Align marching cube output to volume image using image header information

Dear all,
I am stuck with an issue that’s probably related to the combination of VTK, SimpleITK, and 3DSlicer, any hints highly appreciated.
I am using Python.

What I am trying to do:

  1. Load a segmentation from a Nifti-File, create a mesh with vtk.vtkMarchingCubes()
  2. Do measurements on this mesh
  3. Save mesh and measurements for processing and visualization

This works fine, but when I open the vtp-files together with the original label map in 3D Slicer, they are not aligned. I am aware that Slicer uses RAS orientation, and I am most likely working with LPS. And I think, that I need to apply the affine transform from the Nifti-header to the vtkPolyData to get the correct orientation and position.
I tried the following:

  • Load the segmentation additionally with SimpleITK, get the transform matrix, apply this transform to the mesh.
  • The same as above, with inverting the first two diagonal elements of the transform matrix, to account for the LPS to RAS conversion
  • Same as above, with centering the image volume first

Any hints highly appreciated!

Best regards and thank you,
Yannick

If you use a very recent Slicer Preview Release then you can load a segmentation Nifti file directly as a segmentation node (choose Segmentation in the Description column in “Add data” window). Segmentation can be displayed in slice and 3D views - marching cubes (more precisely flying edges) is performed automatically and all necessary coordinate transforms are taken care of.
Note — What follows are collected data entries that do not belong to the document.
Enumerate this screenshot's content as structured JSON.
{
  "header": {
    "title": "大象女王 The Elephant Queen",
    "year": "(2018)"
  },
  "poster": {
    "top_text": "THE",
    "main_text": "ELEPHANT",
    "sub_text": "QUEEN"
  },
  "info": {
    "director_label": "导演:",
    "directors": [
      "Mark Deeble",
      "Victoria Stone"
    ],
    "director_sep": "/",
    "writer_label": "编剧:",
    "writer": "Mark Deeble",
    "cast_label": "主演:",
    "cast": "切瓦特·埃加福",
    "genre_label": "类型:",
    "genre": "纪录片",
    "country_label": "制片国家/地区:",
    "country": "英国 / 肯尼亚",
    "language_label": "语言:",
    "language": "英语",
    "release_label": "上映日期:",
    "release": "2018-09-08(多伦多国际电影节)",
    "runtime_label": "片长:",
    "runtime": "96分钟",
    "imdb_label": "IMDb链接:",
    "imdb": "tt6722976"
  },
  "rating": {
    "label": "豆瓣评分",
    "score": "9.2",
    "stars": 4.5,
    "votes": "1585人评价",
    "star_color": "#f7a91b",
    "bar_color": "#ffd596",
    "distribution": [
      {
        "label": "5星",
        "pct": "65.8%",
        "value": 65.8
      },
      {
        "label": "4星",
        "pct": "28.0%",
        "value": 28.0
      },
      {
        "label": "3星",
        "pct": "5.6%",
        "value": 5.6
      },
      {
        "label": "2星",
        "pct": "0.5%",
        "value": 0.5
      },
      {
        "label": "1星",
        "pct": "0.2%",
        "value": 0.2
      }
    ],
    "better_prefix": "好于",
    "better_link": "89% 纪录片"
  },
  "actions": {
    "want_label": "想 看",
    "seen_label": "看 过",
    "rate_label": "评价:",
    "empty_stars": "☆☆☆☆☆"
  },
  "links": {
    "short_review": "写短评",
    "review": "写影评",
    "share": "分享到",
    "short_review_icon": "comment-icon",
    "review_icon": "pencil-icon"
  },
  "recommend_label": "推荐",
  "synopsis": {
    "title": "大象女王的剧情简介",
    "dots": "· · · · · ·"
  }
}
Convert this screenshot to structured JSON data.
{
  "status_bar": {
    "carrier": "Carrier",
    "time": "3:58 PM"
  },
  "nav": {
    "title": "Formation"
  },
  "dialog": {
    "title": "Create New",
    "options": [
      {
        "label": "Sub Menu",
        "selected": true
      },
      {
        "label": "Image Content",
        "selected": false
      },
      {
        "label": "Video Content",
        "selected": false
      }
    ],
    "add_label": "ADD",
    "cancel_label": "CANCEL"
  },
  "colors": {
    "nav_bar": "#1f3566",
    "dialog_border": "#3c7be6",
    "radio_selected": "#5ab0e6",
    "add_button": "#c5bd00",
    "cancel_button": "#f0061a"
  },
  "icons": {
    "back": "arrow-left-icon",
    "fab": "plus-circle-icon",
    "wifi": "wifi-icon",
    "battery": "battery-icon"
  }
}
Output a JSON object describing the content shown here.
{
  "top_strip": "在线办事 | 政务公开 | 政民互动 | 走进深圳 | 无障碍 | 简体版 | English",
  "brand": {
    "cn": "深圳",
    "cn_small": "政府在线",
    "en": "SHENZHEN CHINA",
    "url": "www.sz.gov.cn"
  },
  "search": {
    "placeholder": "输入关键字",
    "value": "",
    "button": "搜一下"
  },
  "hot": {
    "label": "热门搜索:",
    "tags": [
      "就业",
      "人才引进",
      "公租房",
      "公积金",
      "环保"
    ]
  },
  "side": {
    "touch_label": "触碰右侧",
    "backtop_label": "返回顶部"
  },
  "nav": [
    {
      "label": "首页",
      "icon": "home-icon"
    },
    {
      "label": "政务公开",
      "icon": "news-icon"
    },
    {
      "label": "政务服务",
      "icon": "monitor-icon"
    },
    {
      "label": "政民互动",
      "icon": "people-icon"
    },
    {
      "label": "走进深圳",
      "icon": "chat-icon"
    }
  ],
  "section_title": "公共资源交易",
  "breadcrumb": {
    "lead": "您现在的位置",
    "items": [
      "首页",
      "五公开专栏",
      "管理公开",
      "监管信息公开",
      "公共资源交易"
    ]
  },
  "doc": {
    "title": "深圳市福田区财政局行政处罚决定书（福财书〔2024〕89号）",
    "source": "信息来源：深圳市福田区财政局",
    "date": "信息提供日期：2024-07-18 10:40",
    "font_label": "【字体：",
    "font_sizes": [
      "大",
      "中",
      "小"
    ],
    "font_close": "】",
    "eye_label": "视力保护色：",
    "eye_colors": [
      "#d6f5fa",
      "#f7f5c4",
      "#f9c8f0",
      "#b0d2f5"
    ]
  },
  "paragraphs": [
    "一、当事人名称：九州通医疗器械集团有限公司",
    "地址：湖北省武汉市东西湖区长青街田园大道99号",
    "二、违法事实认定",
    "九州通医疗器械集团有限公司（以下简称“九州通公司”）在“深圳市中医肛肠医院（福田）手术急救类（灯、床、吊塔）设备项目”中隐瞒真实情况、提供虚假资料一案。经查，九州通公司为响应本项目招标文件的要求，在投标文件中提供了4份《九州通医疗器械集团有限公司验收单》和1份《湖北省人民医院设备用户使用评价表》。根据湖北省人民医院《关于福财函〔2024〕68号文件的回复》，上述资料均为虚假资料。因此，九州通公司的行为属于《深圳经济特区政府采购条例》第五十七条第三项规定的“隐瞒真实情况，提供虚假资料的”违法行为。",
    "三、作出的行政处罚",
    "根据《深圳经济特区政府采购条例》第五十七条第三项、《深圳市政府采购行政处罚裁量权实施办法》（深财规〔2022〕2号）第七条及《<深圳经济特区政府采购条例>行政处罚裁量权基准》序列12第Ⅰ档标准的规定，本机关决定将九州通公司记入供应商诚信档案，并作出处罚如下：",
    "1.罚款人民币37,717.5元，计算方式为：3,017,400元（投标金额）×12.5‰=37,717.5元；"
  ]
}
If you want, you can apply the NIFTI header transform to the mesh before you save it.

reader = vtk.vtkNIFTIImageReader()
# [set filename]

transform = vtk.vtkTransform()
if reader.GetQFormMatrix():
    transform.SetMatrix(reader.GetQFormMatrix())
elif reader.GetSFormMatrix():
    transform.SetMatrix(reader.GetSFormMatrix())

transformPoly = vtk.vtkTransformPolyData()
transformPoly.SetInputConnection(marchingcubes.GetOutputPort())
transformPoly.SetTransform(transform)
transformPoly.Update()

Note that vtkNIFTIImageReader uses RAS, so the transform described above will put the mesh into RAS.

Thank you for the suggestion. Unfortunately, that is exactly what I already tried. I can make it work with some examples if I flip all axes and center the volume before transforming, but I am afraid that this solution is a bit too specific and “hacky” to be widely applicable. I now reorient everything with FSL before processing and center the volumes to be on the safe side…

Hi Andras,
Thank you for the solution with Slicer, I am currently testing my vtk/itk approach by comparing to the output I get from Slicer. I want to process a large amount of segmentations. The calculations are quite computationally expensive, so I’m doing that on a HPC. I had a look at the code from these modules. Hope I can get to a solution that at least works for my given data.

If you carefully document what coordinate system is used in each data file on disk and in each data object in your code then implementing the right transformation should be straightforward.

Volume “centering” is a destructive operation (the physical position of the volume is lost), so it should be avoided, especially in the middle of a processing pipeline.

There are some ambiguities in how image orientation is defined in Nifti/Analyze formats. If you don’t specifically need to use Nifti then it might be simpler to use NRRD format, which does not have such problem.

Thanks for the hint with the Nifti ambiguities! I’ll look into that. With centering I did not mean the destructive Slicer function, but moving the image volume center to RAS zero and adapting the orientation matrix accordingly.
Thanks!

That is exactly the lossy operation I talk about. Depending on your workflow, it may not cause problems (especially if you do it before doing any other operation), but it should not be necessary. Standardization of coordinate system between various scans is an important operation but simply setting image origin to be the geometrical center of the volume extent would be a very poor solution.